但隨之降臨的擁抱,卻並非以爲的那般惡狠狠到令人生疼。

“我要罰你……”練兒的呼吸帶着酒氣,這一次她喝得實在太急太猛,所以只怕是酒勁衝上來也特別快,以至於僅僅這麼幾步的功夫,眼眶就已燒紅了起來。

置身那懷中,遲疑地伸出手,想拂上額頭給她點涼氣,卻被倏地拍開,只能聽那聲音在耳邊執拗嚷嚷道:“我要罰你……罰你!你儘管想怎麼做就怎麼做,可是若惹得我生氣了,我就要狠狠罰你!叫你知道厲害!”

點點頭,以額抵肩,雙臂在那腰間收緊,悶聲道:“好的。”

說是要罰,可是那一整天直到暮來朝去,練兒的動作都極盡溫柔,甚至比平日更柔。唯有在彼此攀上巔峰的時刻會感受到狠狠一噬,但無論她噬在哪裡,無論力道多狠,都並未出血,甚至在自己而言,都不怎麼覺得疼……

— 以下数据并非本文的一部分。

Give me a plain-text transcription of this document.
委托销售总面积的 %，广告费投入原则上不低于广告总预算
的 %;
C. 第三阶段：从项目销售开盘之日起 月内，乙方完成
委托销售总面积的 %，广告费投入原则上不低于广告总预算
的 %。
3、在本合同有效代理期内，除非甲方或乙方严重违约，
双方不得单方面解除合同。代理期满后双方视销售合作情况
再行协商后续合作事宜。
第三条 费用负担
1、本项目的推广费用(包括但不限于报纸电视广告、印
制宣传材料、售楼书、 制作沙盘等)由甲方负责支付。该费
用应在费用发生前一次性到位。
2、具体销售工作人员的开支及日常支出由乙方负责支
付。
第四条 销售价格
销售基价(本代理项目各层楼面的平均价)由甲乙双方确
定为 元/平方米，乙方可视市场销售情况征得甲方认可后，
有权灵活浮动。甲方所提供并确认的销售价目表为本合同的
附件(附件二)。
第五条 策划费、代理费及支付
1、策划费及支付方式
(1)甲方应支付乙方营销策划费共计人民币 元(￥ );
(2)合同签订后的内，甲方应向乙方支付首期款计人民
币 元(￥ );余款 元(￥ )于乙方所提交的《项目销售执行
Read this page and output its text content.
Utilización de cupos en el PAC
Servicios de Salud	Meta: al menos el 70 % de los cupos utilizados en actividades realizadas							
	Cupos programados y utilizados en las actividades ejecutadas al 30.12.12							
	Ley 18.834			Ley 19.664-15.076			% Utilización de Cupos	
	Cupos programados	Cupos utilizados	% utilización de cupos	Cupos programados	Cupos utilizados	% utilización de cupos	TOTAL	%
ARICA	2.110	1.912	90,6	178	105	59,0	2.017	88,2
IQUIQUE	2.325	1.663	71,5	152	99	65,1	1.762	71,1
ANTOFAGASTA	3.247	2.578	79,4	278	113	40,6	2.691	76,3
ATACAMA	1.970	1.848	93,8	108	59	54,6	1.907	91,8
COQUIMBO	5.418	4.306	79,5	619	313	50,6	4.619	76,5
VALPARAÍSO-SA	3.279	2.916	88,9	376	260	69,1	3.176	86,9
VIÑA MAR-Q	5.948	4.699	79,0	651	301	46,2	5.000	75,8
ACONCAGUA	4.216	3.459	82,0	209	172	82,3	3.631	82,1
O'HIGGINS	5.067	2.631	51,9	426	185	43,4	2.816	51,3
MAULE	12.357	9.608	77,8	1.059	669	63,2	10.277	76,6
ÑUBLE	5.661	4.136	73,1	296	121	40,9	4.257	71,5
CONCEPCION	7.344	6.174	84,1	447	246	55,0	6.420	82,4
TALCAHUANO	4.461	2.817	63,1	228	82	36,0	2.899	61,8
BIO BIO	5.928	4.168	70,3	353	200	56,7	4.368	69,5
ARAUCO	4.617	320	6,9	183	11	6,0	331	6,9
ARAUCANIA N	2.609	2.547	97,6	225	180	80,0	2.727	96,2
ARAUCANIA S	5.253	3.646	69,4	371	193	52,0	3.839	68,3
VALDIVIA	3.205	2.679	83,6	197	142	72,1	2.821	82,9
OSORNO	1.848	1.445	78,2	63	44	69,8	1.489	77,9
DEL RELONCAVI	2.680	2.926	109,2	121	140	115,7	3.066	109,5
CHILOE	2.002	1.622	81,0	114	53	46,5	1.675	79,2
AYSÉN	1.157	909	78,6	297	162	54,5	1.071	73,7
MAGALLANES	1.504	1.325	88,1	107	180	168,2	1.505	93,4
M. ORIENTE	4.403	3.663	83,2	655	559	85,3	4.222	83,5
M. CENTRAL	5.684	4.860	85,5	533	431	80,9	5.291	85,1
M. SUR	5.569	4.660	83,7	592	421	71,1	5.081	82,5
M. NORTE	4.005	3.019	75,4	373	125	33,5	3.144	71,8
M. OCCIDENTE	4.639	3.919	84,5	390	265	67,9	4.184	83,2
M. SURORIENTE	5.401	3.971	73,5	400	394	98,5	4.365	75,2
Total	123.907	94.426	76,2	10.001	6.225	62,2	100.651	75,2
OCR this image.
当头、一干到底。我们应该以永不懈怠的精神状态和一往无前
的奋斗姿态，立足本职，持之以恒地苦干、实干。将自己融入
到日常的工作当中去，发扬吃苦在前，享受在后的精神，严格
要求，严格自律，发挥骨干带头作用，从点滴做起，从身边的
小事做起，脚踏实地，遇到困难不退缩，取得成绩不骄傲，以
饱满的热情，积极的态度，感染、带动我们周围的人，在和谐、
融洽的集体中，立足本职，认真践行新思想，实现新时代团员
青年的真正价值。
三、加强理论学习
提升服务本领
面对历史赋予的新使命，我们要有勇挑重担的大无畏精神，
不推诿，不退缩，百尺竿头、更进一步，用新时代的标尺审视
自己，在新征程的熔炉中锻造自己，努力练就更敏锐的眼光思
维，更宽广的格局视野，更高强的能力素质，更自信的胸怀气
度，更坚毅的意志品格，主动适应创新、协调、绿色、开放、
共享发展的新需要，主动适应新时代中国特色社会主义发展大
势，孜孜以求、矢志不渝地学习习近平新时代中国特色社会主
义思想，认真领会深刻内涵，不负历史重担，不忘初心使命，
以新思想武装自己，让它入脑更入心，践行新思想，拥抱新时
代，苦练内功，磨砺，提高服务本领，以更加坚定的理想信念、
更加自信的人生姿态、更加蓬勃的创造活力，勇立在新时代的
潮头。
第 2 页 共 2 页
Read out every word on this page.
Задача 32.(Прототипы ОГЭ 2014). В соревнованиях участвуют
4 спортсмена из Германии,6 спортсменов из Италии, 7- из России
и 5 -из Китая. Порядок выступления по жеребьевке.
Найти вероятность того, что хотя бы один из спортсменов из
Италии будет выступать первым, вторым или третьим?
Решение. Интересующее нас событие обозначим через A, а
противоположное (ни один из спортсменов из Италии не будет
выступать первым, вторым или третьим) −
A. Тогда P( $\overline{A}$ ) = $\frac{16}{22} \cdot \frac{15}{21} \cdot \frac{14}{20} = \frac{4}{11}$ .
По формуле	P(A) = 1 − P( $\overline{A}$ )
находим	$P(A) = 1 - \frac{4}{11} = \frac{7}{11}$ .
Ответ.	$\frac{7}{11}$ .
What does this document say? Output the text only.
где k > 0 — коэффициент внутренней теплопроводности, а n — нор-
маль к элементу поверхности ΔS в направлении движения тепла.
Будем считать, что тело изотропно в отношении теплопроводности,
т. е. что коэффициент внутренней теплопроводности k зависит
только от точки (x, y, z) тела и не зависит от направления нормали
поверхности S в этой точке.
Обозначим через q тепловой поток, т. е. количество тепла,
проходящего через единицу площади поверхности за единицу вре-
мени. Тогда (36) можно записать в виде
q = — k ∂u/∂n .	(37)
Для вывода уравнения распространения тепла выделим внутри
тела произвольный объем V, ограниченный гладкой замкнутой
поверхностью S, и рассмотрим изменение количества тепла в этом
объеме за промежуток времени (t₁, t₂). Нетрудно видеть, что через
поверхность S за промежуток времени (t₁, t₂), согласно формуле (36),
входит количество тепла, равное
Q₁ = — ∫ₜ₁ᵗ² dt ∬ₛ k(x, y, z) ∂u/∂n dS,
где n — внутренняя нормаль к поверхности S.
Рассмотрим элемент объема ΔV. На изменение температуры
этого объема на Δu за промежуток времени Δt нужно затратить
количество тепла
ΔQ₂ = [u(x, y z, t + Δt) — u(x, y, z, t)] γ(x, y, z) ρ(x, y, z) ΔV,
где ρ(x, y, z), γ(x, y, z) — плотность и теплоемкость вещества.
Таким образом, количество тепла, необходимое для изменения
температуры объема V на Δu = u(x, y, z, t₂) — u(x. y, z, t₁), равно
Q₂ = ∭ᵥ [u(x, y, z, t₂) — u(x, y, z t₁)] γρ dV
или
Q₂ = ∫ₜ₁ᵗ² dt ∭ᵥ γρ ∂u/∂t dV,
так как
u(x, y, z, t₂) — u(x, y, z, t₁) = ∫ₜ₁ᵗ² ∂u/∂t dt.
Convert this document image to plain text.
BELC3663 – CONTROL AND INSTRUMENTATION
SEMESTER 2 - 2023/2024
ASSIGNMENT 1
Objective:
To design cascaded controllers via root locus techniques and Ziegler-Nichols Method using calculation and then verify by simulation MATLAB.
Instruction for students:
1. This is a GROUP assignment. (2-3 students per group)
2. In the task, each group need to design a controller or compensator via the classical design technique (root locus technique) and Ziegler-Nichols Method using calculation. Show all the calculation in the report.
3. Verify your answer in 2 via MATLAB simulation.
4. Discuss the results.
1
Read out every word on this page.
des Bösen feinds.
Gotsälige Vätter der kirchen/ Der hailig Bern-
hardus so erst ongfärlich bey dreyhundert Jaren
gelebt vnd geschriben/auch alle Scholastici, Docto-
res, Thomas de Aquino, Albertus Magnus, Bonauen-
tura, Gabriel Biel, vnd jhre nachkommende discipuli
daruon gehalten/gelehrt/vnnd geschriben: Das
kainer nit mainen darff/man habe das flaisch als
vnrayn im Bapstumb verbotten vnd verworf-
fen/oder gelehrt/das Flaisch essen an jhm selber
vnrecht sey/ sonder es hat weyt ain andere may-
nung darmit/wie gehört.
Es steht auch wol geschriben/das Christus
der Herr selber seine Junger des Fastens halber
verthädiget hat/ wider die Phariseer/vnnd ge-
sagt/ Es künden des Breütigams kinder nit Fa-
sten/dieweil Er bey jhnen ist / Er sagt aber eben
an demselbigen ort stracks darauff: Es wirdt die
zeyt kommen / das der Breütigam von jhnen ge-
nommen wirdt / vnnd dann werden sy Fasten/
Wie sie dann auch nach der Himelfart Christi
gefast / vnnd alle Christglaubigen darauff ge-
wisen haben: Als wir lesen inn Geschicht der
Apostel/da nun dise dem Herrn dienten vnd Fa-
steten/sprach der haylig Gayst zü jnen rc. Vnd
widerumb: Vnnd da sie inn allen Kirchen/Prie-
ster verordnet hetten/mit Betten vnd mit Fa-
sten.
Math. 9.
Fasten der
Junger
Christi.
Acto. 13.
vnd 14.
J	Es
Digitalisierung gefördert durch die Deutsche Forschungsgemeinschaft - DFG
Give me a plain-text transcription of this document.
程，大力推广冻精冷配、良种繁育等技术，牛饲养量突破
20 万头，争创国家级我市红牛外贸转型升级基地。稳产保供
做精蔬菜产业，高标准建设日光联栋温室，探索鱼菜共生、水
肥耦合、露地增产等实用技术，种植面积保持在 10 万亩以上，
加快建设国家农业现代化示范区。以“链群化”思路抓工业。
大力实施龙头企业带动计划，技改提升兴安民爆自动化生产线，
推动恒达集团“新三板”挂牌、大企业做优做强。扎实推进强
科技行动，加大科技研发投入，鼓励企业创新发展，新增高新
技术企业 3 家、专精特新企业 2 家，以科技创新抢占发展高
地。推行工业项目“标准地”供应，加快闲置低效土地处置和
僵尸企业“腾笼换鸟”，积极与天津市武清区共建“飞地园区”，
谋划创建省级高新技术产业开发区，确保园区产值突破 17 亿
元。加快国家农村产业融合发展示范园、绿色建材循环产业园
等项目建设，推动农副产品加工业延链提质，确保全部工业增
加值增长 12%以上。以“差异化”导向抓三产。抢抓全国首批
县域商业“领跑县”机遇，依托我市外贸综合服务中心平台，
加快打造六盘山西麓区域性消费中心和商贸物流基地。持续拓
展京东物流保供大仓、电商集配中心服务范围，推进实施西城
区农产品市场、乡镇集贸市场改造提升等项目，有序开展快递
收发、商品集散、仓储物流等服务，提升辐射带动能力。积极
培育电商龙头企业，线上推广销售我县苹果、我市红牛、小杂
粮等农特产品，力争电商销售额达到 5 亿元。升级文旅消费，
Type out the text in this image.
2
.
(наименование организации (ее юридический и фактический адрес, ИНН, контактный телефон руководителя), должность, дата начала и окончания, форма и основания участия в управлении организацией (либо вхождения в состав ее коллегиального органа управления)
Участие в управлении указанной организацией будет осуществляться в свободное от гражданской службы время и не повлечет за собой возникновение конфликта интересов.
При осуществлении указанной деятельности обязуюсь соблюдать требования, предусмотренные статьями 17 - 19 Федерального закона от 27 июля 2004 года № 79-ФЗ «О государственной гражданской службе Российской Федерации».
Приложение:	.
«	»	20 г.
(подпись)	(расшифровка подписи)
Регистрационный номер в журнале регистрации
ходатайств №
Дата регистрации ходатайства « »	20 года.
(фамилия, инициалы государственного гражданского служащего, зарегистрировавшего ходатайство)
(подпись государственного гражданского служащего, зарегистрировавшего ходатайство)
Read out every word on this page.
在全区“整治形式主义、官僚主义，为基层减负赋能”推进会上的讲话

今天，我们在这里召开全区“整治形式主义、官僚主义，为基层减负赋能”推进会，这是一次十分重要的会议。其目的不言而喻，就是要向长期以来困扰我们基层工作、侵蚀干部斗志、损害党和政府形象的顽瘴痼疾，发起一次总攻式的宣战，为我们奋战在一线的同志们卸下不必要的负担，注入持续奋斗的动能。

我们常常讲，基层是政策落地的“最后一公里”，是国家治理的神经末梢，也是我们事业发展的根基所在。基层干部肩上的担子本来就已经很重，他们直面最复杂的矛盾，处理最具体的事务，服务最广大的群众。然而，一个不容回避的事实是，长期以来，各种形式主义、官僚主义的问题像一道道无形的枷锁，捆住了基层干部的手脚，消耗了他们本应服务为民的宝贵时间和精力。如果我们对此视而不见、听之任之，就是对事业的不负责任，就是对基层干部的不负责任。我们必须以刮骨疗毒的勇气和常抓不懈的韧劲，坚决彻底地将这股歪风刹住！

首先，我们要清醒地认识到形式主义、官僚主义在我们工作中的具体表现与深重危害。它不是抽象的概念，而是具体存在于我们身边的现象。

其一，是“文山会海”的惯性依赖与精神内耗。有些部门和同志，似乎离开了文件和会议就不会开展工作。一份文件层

知道她的顧慮,所以,當又一次噬咬在身上降臨時,輕輕撫了那髮絲,閉目邊喘息邊道:“那壇酒……是我最後一次爲你流血……放心,從今以後……就算是下廚做飯……我也會留心不要切到手指的……”

“誰要信!”回答聲伴隨着呼吸拂過肌膚,因爲動作的關係有些含糊,可即使如此也強勢依舊:“你總哄人,可惡得很,休要花言巧語做保證,從今以後我決計不聽,定要緊緊管住你……若敢再犯,看我下次怎麼罰!”

這樣的回答,原該令人覺得難過惆悵纔對,畢竟,有什麼比在摯愛眼中落得個言而無信來得更傷人心?

然而,奇異般地,心卻反而一點點鬆了下來。

“不聽也好……”下意識撫着她,喃喃道:“不聽也好……”

從此以後,萬事不縈於懷,唯一個隨心所欲。

作者有話要說:上章關於竹纖的評論,咱其實也於回覆中無意提到過幾次,可惜,始終不能直言關鍵。

事實上,愛情是兩人的事,所以問題的唯一關鍵只是,竹纖的情,落在她的伴侶眼裡是怎樣感受。

至幼年開始,練兒對竹纖的要求從來就是——不要小看我,我比你更厲害更靠得住,所以你靠過來,我罩着你我保護你!她要的不是竹纖爲她着想,而是根本就別想那麼多!她眼裡竹纖最令人惱火的不是自私不是忘我不是執迷,而是太過收斂顧慮重重,無論做什麼都不倚靠她,無論做什麼都是爲她……這纔是,兩人的不平衡之源。

情之平衡,無非是攜手相互支撐,給予負擔,意味着沉重和壓力,也意味着掌握與踏實。或者竹纖一生也改不掉某種長輩心態和愛操心,而練兒一生也不能比竹纖更老成更深思熟慮,但當一方敢於交出心之重量,而另一方能夠以自己的方式接穩時,她們才能算真正開始支撐了彼此。

而這件事本身,無論有何意外,歸根結底,其實都不過是身心俱疲的竹纖下意識的一次放鬆與交託,兩難之下她不再考慮後果,而練兒接去了難題。一如當年林中。

不能對戀人任性的戀人才是不合理的存在。

以上種種,其實原不該由作者君自己說破,留下不同觀點或者更好,不過終章在即,容咱忍不住再對這兩隻最後叨叨一次吧。